Well my guess is he is just being young and curious. But I would separate them at least for now. IMO he is a bit young to be with the older rats just yet. Perhaps when he is older u can reintroduce


----------



## About Pet Rats (May 7, 2014)

I also think having your baby away from the older rats for a couple of weeks wouldn't hurt. You could allow them to be all together in the cage when you're in the same room to supervise. Having them together for a few hours every day _could _be really good. You'll just have to see if the behavior continues. Might even be a good opportunity to do some training by diverting the perpetrator's attention whenever any undesirable behavior occurs.


----------



## MOA (Sep 7, 2014)

Okay thank you for your suggestions ill see if i can put him back in his old cage for a bit longer


----------



## About Pet Rats (May 7, 2014)

Keep us posted and let us know how things are going! 

Sending good wishes to you and your ratties


----------



## Rat Daddy (Sep 25, 2011)

If someone is really getting hurt I'd separate them... but if you do, you risk doing intros again which could also become a problem... I'd try and engage everyone in group activities as much as possible, keep your pack occupied with fun projects like scavenger hunts so they don't get bored and pick on each other. Also try and be the group leader and encourage playful interaction to support social bonding from the top down. As the leader of your group your rats look to you to set the standard and maintain order... when you see aggressive behavior intervene and make sure everyone knows that they need to play nice...

Best luck.


----------



## MOA (Sep 7, 2014)

In the end i kind of did what rat daddy suggested.
My two oldest boys are such stange boy rats. They love younger rats and almost take them in like mothers do so they weren't a problem. Actually the two others weren't really the problem either they just wanted to play with him and were doing everything safely.

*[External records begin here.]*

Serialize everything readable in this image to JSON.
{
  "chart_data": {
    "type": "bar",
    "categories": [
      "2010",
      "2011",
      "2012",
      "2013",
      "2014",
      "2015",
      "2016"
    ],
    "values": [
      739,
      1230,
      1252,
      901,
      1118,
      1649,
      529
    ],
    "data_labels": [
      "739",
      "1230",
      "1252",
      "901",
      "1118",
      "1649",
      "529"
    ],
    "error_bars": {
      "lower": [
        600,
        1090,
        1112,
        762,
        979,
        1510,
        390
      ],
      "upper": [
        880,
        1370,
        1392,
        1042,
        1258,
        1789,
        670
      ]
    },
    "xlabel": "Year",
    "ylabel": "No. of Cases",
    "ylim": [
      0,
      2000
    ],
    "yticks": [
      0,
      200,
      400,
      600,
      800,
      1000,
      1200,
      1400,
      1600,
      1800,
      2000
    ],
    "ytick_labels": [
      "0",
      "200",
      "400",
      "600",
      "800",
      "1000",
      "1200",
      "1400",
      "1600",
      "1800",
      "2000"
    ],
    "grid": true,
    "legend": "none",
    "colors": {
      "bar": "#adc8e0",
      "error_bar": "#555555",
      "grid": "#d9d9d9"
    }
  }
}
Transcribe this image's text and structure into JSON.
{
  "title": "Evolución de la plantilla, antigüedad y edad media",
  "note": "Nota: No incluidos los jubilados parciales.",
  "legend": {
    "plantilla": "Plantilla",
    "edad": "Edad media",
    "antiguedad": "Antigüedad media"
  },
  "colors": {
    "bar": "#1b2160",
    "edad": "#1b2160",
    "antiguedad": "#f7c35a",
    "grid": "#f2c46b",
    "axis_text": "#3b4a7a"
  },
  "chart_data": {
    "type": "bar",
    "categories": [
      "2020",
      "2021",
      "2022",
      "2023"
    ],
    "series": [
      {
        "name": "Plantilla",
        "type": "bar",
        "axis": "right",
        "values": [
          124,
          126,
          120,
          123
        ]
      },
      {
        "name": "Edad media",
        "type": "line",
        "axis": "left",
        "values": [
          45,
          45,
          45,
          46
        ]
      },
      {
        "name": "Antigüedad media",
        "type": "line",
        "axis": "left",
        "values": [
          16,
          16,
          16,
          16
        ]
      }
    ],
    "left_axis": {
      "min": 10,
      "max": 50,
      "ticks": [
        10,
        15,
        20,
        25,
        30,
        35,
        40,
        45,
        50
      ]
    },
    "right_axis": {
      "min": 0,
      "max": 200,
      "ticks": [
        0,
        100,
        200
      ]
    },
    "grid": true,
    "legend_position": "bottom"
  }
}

There was never really any fighting it was just the new baby tugging on the older boys tails for whatever reason he had...

I took the baby out for bonding time and everytime i would the others would look for him like he was missing, when i put him back he would be welcomed back with happy kisses and love just like they do whenever one is away for a while. So i decided to try and leave him with them just so i wasnt breaking up their group.. (they recently lost a brother so i was a bit afraid of taking anyone away)
Whenever i saw the baby going for tails i would boop him on the nose and say no and as far as i can tell hes stopped. 

I do think he was trying to play with his new brothers and just didn't know how to yet so with a little bit of me redirecting his energy on bonding and teaching him how to play with me and his brothers everything seems fine now!


----------



## Rat Daddy (Sep 25, 2011)

Sometimes it's easy to forget that we have rats because they are smart learning animals... What good is all of that superior intellect if we are remiss at teaching our rats? We can get so hung up on what normal rat behavior is that we forget that normal for rats is to learn to live in peaceful social groups and they learn that from their parents and alphas... and in our mixed human/rat households that job falls to us.... 

Just a little loving guidance can go a long way...

Good to hear things are working out.


----------



## Sabatea (Aug 23, 2014)

This is a little bit late, sorry, but I read a while ago that tail pulling is a way rats ask each other to play. I've copied the behavior with my girls (Very gently and at the base!) and they respond with bruxing and playful behavior. He's probably just getting overexcited with it and biting too hard.


----------



## About Pet Rats (May 7, 2014)

Great job, MOA! So happy to hear about the progress. Your older boys sound like such darlings the way they take care of and dote on your little one.


----------